Олекса кивнул. Мальчик зашевелился во сне, как будто услышал.
Через два дня прибыли новые. Их было семеро, не трое. Везли впритык, в последнем вагоне, где дышать можно было только стоя. Женщина из Украины звалась Катерина Омельчук, была лет сорока, крепкая, с руками, на которых держались двое детей. Девочка — Марічка, лет десяти, и мальчик — Степан, чуть младше Назара.
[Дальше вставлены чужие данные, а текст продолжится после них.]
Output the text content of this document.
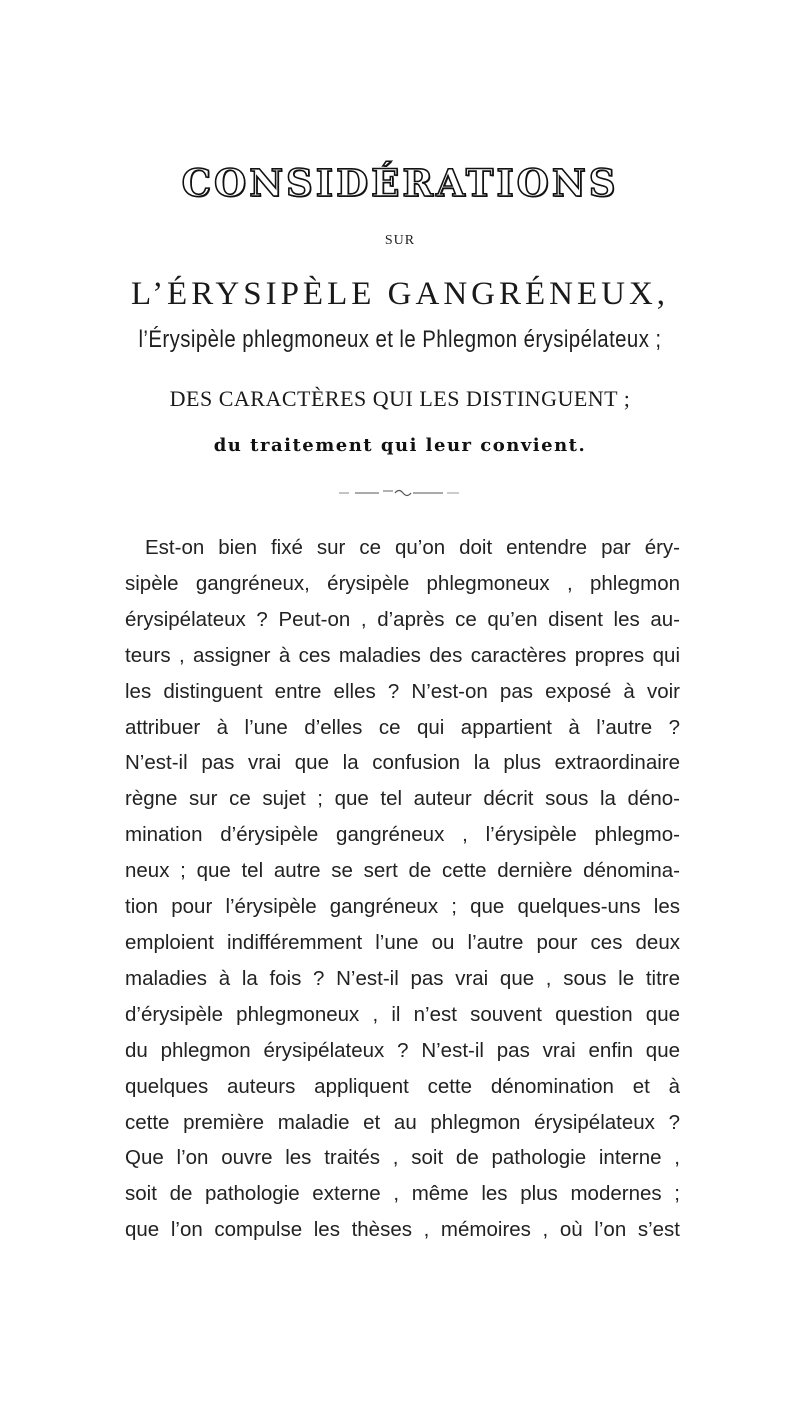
CONSIDÉRATIONS
SUR
L’ÉRYSIPÈLE GANGRÉNEUX,
l’Érysipèle phlegmoneux et le Phlegmon érysipélateux ;
DES CARACTÈRES QUI LES DISTINGUENT ;
du traitement qui leur convient.
Est-on bien fixé sur ce qu’on doit entendre par éry-
sipèle gangréneux, érysipèle phlegmoneux , phlegmon
érysipélateux ? Peut-on , d’après ce qu’en disent les au-
teurs , assigner à ces maladies des caractères propres qui
les distinguent entre elles ? N’est-on pas exposé à voir
attribuer à l’une d’elles ce qui appartient à l’autre ?
N’est-il pas vrai que la confusion la plus extraordinaire
règne sur ce sujet ; que tel auteur décrit sous la déno-
mination d’érysipèle gangréneux , l’érysipèle phlegmo-
neux ; que tel autre se sert de cette dernière dénomina-
tion pour l’érysipèle gangréneux ; que quelques-uns les
emploient indifféremment l’une ou l’autre pour ces deux
maladies à la fois ? N’est-il pas vrai que , sous le titre
d’érysipèle phlegmoneux , il n’est souvent question que
du phlegmon érysipélateux ? N’est-il pas vrai enfin que
quelques auteurs appliquent cette dénomination et à
cette première maladie et au phlegmon érysipélateux ?
Que l’on ouvre les traités , soit de pathologie interne ,
soit de pathologie externe , même les plus modernes ;
que l’on compulse les thèses , mémoires , où l’on s’est
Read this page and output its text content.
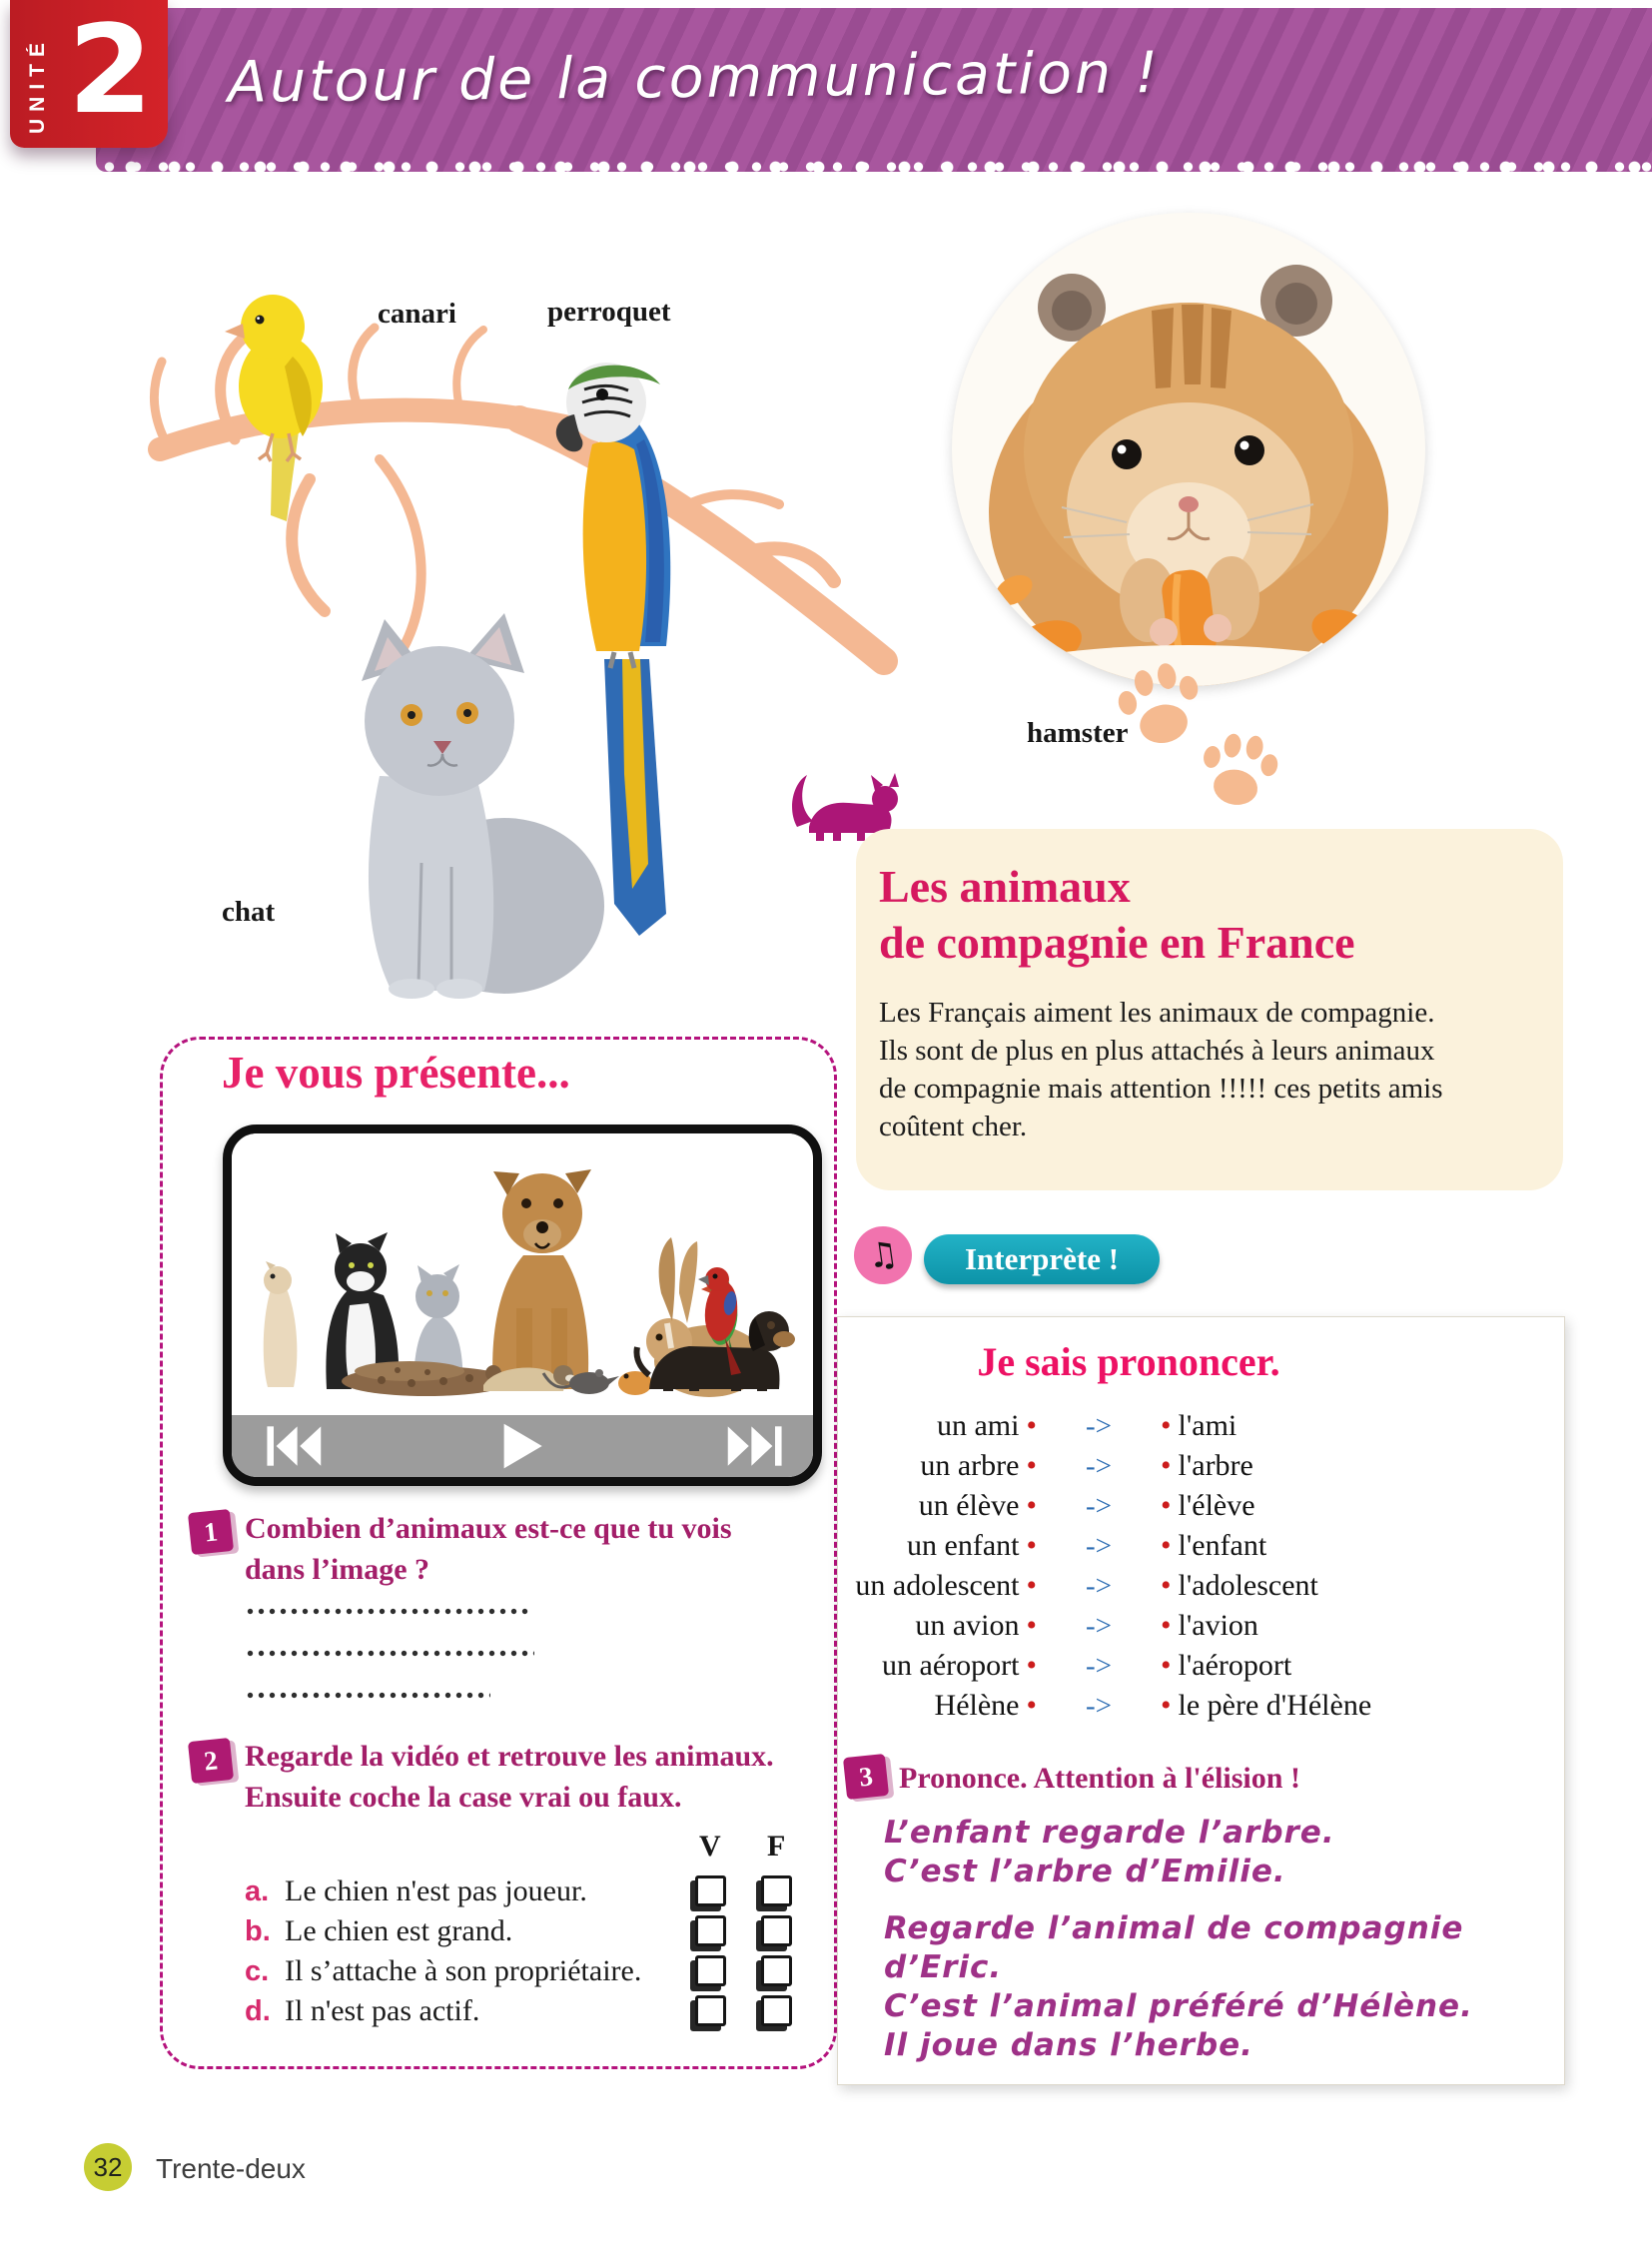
Autour de la communication !
UNITÉ 2
canari	perroquet
chat
hamster
Les animaux
de compagnie en France
Les Français aiment les animaux de compagnie.
Ils sont de plus en plus attachés à leurs animaux
de compagnie mais attention !!!!! ces petits amis
coûtent cher.
Je vous présente...
1 Combien d’animaux est-ce que tu vois
dans l’image ?
2 Regarde la vidéo et retrouve les animaux.
Ensuite coche la case vrai ou faux.
V F
a. Le chien n'est pas joueur.
b. Le chien est grand.
c. Il s’attache à son propriétaire.
d. Il n'est pas actif.
♫	Interprète !
Je sais prononcer.
un ami •	->	• l'ami
un arbre •	->	• l'arbre
un élève •	->	• l'élève
un enfant •	->	• l'enfant
un adolescent •	->	• l'adolescent
un avion •	->	• l'avion
un aéroport •	->	• l'aéroport
Hélène •	->	• le père d'Hélène
3 Prononce. Attention à l'élision !
L’enfant regarde l’arbre.
C’est l’arbre d’Emilie.
Regarde l’animal de compagnie d’Eric.
C’est l’animal préféré d’Hélène.
Il joue dans l’herbe.
32	Trente-deux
Катерина говорила твёрдо, глядя в глаза. Она не просила, не жаловалась — просто делала. Сразу взялась за полы, потом помогала у печи, даже нашла тряпку и мыла окна.
— Всё равно смотреть не на что, — сказала она, — но пусть хоть свет проходит.
Марічка быстро сдружилась с Лесей. Они не говорили много — просто сидели рядом. Степан сначала боялся, прятался, потом подошёл к Назару и осторожно потрогал его за руку.
— Это твой брат? — спросил Олекса.
— Нет… но будет, — сказала Леся.
К вечеру Катерина села у буржуйки и достала из пазухи узелок. Там была лепёшка. Одна. Она разломила её на семь частей и разложила молча. Ни слов, ни жестов. Просто хлеб — как память.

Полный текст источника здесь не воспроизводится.